A livello locale, oltre a una serie di consultazioni su caccia, tasse statali, lavoro e resitrizioni al diritto di portare armi, si vota per la liberalizzazione della marijuana in Alaska, Oregon e nella capitale, Washington DC. Mentre la Florida dovrà decidere se legalizzare questa droga leggera solo a scopo terapeutico. Democratici e libertari sono favorevoli alla legalizzazione e indicano il Colorado (il primo a optare per la legalizzazione) come modello da seguire. I repubblicani sono contrari. Hawaii, Nevada, New Mexico e New York votano anche per una riforma dei finanziamenti ai loro sistemi di istruzione, chiedendo di aumentare le tasse (o di impiegare più buoni del tesoro) per fornire più fondi all’istruzione pubblica. Anche in questo caso, i conservatori sono contrari, nel nome della libertà di istruzione. Se i democratici vincono i loro referendum, gli Stati avranno più fondi da destinare alle scuole, ma anche un maggior potere decisionale per decidere i programmi.
Sui principi non negoziabili, sul valore e la definizione stessa della vita, in particolar modo, si decide con referendum in tre Stati: Colorado, North Dakota e Tennessee. “Aborto” (abortion) è diventata una parola tabù negli Usa, dunque negli articoli e nelle campagne elettorali referendarie, si trova solo il termine “personhood”, che non vuol dire “personalità”, ma indica la proprietà della persona, quando una creatura umana può definirsi tale. Negli Usa, va ricordato, non c’è alcuna legge sull’aborto, né gli americani hanno mai votato un referendum nazionale sull’interruzione di gravidanza, contrariamente all’Italia. Si tratta di una pratica resa libera, di fatto, da una serie di sentenze della Corte Suprema che hanno fatto da precedente, soprattutto la Roe vs. Wade del 1973. Ogni Stat ha però piena libertà di vietare l’aborto sul suo territorio. Ed è proprio su questo che si voterà domani.

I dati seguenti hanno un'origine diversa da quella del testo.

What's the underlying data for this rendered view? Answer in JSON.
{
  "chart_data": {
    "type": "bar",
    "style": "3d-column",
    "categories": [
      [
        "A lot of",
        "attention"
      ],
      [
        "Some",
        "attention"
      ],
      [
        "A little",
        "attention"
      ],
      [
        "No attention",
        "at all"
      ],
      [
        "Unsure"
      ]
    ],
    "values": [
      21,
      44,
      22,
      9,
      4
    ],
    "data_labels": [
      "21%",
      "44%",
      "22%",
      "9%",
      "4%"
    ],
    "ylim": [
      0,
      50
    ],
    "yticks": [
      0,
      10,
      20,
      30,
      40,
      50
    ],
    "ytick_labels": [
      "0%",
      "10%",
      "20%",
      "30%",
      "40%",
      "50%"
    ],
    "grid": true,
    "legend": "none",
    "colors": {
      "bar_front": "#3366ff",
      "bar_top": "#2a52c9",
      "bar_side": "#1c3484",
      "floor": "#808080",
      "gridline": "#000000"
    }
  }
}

Il Colorado, con l’Iniziativa 5, propone l’emendamento della sua Costituzione statale, inserendo la definizione di “persona” anche per i bambini non ancora nati. Inoltre propone di inserire nel suo codice penale un comma che includa le “persone umane non nate” quali possibili vittime. Nel North Dakota, l’emendamento proposto estenderebbe il diritto inalienabile alla vita agli uomini “in ogni stadio del loro sviluppo”, cosa che renderebbe illegale sia l’aborto che l’eutanasia. Infine, la proposta di emendamento della Costituzione del Tennessee, mira a introdurre già nell’articolo I una formula esplicita contro le pratiche abortive: “Nulla, in questa Costituzione, garantisce o protegge il diritto all’aborto, o richiede il suo finanziamento. Il popolo mantiene il diritto, attraverso i suoi rappresentanti e senatori eletti (a livello statale, non federale, ndr) a implementare, emendare, respingere statuti riguardanti l’aborto, comprese, ma non limitate a, circostanze di gravidanza risultanti da violenza sessuale o incesto, o quando necessarie a salvare la vita della madre”.
Si tratta di decisioni forti e radicali, che possono fare la differenza fra la vita e la morte. In confronto le proposte di riforme europee, come l’abortita (mezza) riforma spagnola sull’interruzione di gravidanza, sembrano ordinaria amministrazione.